Ce spectacle de théâtre vivant, brillamment mis en scène par la réalisatrice Mariana Lézin qui est venue donner au public des clés de ce conte tout au début de la représentation, raconte la rencontre entre une petite fille qui n'a pas de colonne vertébrale et vit serrée dans un corset de bois devenu trop étroit, et un bûcheron solitaire, qui a coupé tous les arbres du pays des arbres.
Tous les arbres, sauf un, mais celui-là, c'est "son sien", le gardien de son passé, de ses souvenirs et des cendres de sa mère qu'il n'a jamais connue. Il a juré de ne jamais le couper. Or pour ne pas mourir étouffée, la petite fille a besoin d'un nouveau corset, plus grand, et seul le bûcheron, par son intervention, peut l'aider à rester en vie.
Commence alors un dialogue entre ces deux êtres que séparent leurs attentes et leurs discours, qui confrontent leurs souvenirs, leurs perceptions et leurs rêves. Un autre dialogue s'établit entre le présent de la narration et les histoires du passé, entre la réalité de la pièce jouée sous nos yeux et l'emboitement de petites histoires dans l'histoire, de piècettes dans la pièce.
Tous les personnages du conte sont présents: les arbres, la forêt, le loup, le bûcheron, la petite fille, les parents et les grands-parents... qui jouent sur les sentiments et les émotions, passant de la tragédie au drame, de la fureur à l'attendrissement, de l'indifférence à l'empathie, de la peur à l'humour... La pièce est par ailleurs placée sous le signe de la métamorphose: métamorphose de la petite fille en femme, du bûcheron solitaire en homme ayant une chenille dans le coeur, des arbres en hommes et des bûcherons en arbres, des louves en femmes et les hommes en loups, alors qu'acteur comme actrice interprètent indifféremment des rôles masculins et féminins.
La petite chenille immiscée dans le coeur du bûcheron se transforme en femme en même temps qu'une petite écharde se glisse dans le corps de ce dernier qui, tout en sauvant la petite fille, se transforme à son tour en végétal et sauve la forêt ainsi que le pays des arbres.
Ce spectacle très riche, à la mise en scène multiple et variée (théâtre, musique jouée en direct, écran animé) s'adresse à des publics de tous âges et pose des questions métaphysiques : qu'est-ce que la normalité?
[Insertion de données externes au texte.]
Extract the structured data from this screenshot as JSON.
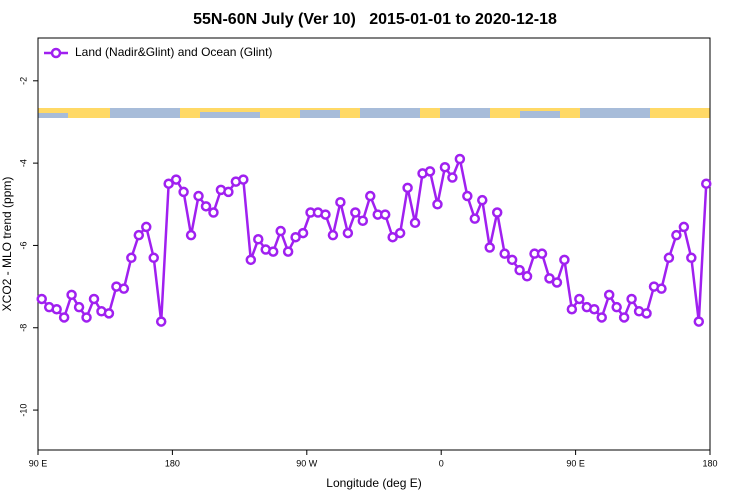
{
  "chart_data": {
    "type": "line",
    "title": "55N-60N July (Ver 10)   2015-01-01 to 2020-12-18",
    "xlabel": "Longitude (deg E)",
    "ylabel": "XCO2 - MLO trend (ppm)",
    "xlim": [
      90,
      540
    ],
    "ylim": [
      -10.97,
      -0.96
    ],
    "xticks": [
      {
        "value": 90,
        "label": "90 E"
      },
      180,
      {
        "value": 270,
        "label": "90 W"
      },
      {
        "value": 360,
        "label": "0"
      },
      {
        "value": 450,
        "label": "90 E"
      },
      {
        "value": 540,
        "label": "180"
      }
    ],
    "yticks": [
      -2,
      -4,
      -6,
      -8,
      -10
    ],
    "legend": "top-left",
    "x": [
      92.5,
      97.5,
      102.5,
      107.5,
      112.5,
      117.5,
      122.5,
      127.5,
      132.5,
      137.5,
      142.5,
      147.5,
      152.5,
      157.5,
      162.5,
      167.5,
      172.5,
      177.5,
      182.5,
      187.5,
      192.5,
      197.5,
      202.5,
      207.5,
      212.5,
      217.5,
      222.5,
      227.5,
      232.5,
      237.5,
      242.5,
      247.5,
      252.5,
      257.5,
      262.5,
      267.5,
      272.5,
      277.5,
      282.5,
      287.5,
      292.5,
      297.5,
      302.5,
      307.5,
      312.5,
      317.5,
      322.5,
      327.5,
      332.5,
      337.5,
      342.5,
      347.5,
      352.5,
      357.5,
      362.5,
      367.5,
      372.5,
      377.5,
      382.5,
      387.5,
      392.5,
      397.5,
      402.5,
      407.5,
      412.5,
      417.5,
      422.5,
      427.5,
      432.5,
      437.5,
      442.5,
      447.5,
      452.5,
      457.5,
      462.5,
      467.5,
      472.5,
      477.5,
      482.5,
      487.5,
      492.5,
      497.5,
      502.5,
      507.5,
      512.5,
      517.5,
      522.5,
      527.5,
      532.5,
      537.5
    ],
    "series": [
      {
        "name": "Land (Nadir&Glint) and Ocean (Glint)",
        "color": "#a020f0",
        "values": [
          -7.3,
          -7.5,
          -7.55,
          -7.75,
          -7.2,
          -7.5,
          -7.75,
          -7.3,
          -7.6,
          -7.65,
          -7.0,
          -7.05,
          -6.3,
          -5.75,
          -5.55,
          -6.3,
          -7.85,
          -4.5,
          -4.4,
          -4.7,
          -5.75,
          -4.8,
          -5.05,
          -5.2,
          -4.65,
          -4.7,
          -4.45,
          -4.4,
          -6.35,
          -5.85,
          -6.1,
          -6.15,
          -5.65,
          -6.15,
          -5.8,
          -5.7,
          -5.2,
          -5.2,
          -5.25,
          -5.75,
          -4.95,
          -5.7,
          -5.2,
          -5.4,
          -4.8,
          -5.25,
          -5.25,
          -5.8,
          -5.7,
          -4.6,
          -5.45,
          -4.25,
          -4.2,
          -5.0,
          -4.1,
          -4.35,
          -3.9,
          -4.8,
          -5.35,
          -4.9,
          -6.05,
          -5.2,
          -6.2,
          -6.35,
          -6.6,
          -6.75,
          -6.2,
          -6.2,
          -6.8,
          -6.9,
          -6.35,
          -7.55,
          -7.3,
          -7.5,
          -7.55,
          -7.75,
          -7.2,
          -7.5,
          -7.75,
          -7.3,
          -7.6,
          -7.65,
          -7.0,
          -7.05,
          -6.3,
          -5.75,
          -5.55,
          -6.3,
          -7.85,
          -4.5
        ]
      }
    ]
  }
}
Qu'est-ce qu'un être unique? Où commence la vie et où s'arrête-t-elle? Qu'est-ce que la mort?
La pièce est une mise en scène de l'oeuvre éponyme de Stéphane Jaubertie, conte initiatique truffé de clins d'oeil évoquant certains travers de la société contemporaine. Une chenille dans le coeur, un spectacle de qualité pour les petits et pour les grands, qui a commencé sa tournée au Théâtre de l'Archipel et que vous pourrez voir ou revoir à Alenya le 6 mars, à Marjevols, Nîmes, puis dans le cadre du Festival d'Avignon Off du 4 au 26 juillet 2015.